さて、著者は、フランス現代思想(とくに構造主義)の研究者であるらしい。 構造主義というのは、あとがきによれば、「自分の目にはウロコが入っていることを いつも勘定に入れて、『自分の眼に見えるもの』について語る」という態度なのだそうだ。 そういうわけで、著者にはいつも自分の眼に映るものに対する反省をする習慣があるから、 このようにふつうと違った視点から世の中を見ることができているのだと思う。
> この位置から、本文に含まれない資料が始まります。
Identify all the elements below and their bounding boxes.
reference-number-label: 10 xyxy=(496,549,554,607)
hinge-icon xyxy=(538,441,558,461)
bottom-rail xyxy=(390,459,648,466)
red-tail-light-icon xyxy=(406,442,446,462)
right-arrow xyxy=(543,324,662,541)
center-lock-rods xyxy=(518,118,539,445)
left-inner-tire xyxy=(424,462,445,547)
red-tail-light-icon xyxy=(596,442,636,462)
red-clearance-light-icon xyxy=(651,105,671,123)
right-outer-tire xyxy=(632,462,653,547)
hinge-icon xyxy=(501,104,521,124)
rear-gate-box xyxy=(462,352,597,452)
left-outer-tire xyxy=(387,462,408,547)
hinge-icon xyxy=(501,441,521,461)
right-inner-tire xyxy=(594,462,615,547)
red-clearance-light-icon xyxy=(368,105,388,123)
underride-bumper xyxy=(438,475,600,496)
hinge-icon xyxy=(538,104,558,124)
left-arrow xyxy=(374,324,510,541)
教育機関にいる者のはしくれとしては気にかかる「学力低下」や「ニート」問題に関しては、次のような 2つの考察をしている。1つ目は、学ばないことや働かないことは良いことだという確信が 子供たちに根付いているらしいのはなぜかという問題である。最近の家庭の状況では、子供は 不快に耐えることを労働だと考える。そうすると、「むかつく!」と言っていれば不快に 耐えていることになるから、労働をした満足感に浸れる。そして、「むかつく!」がたまると、 これまでいっぱい我慢をしてきたたのだから周りの人を不快にしても構わない、ということになって、 周囲に不機嫌をまき散らす。このようにして、何もしないでむかついてばかりいることが、正当化される。 2つ目は、格差社会の底辺にいる者は、格差社会の実情を熟知しているからエライ、という論理に関してである。 これは、マルクス主義者やフェミニストが使ってきた論理と同じだ。しかし、格差社会のゲームのルールを 一番良く知っているのが、格差社会の下位にいる人だとすると、彼らが這い上がれない理由は 「下位の者には構造的に這い上がる手段が与えられていない」というものしかなくなる。 そこで、この論理を採用した下位の者は下位に踏みとどまろうとする。
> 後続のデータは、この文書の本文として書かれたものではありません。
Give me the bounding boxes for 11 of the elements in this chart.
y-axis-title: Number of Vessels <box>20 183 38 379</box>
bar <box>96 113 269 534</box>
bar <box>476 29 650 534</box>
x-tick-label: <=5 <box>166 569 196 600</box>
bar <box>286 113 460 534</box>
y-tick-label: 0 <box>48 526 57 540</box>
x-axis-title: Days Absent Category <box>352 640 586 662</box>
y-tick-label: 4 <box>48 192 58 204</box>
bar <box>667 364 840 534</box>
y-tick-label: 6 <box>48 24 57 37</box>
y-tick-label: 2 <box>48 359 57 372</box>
とはいえ、上のように自分でサマリーを作ってみると、著者が語っているのは、 「学力低下」や「ニート」問題の根本というよりは一側面だけであることもわかるのだが、 でも、その視点が面白いので、ついつい引き込まれて読んでしまう。
本書の最後に収録されているエッセイは、われわれは「フェミニンな共産主義社会」に向かっているの ではないかという予想である。それは、一言でいえば、貧しいけれど、温かい社会である。 これからの脱石油社会を考えてみると、楽観的な方の予想がこれなのではあるまいか。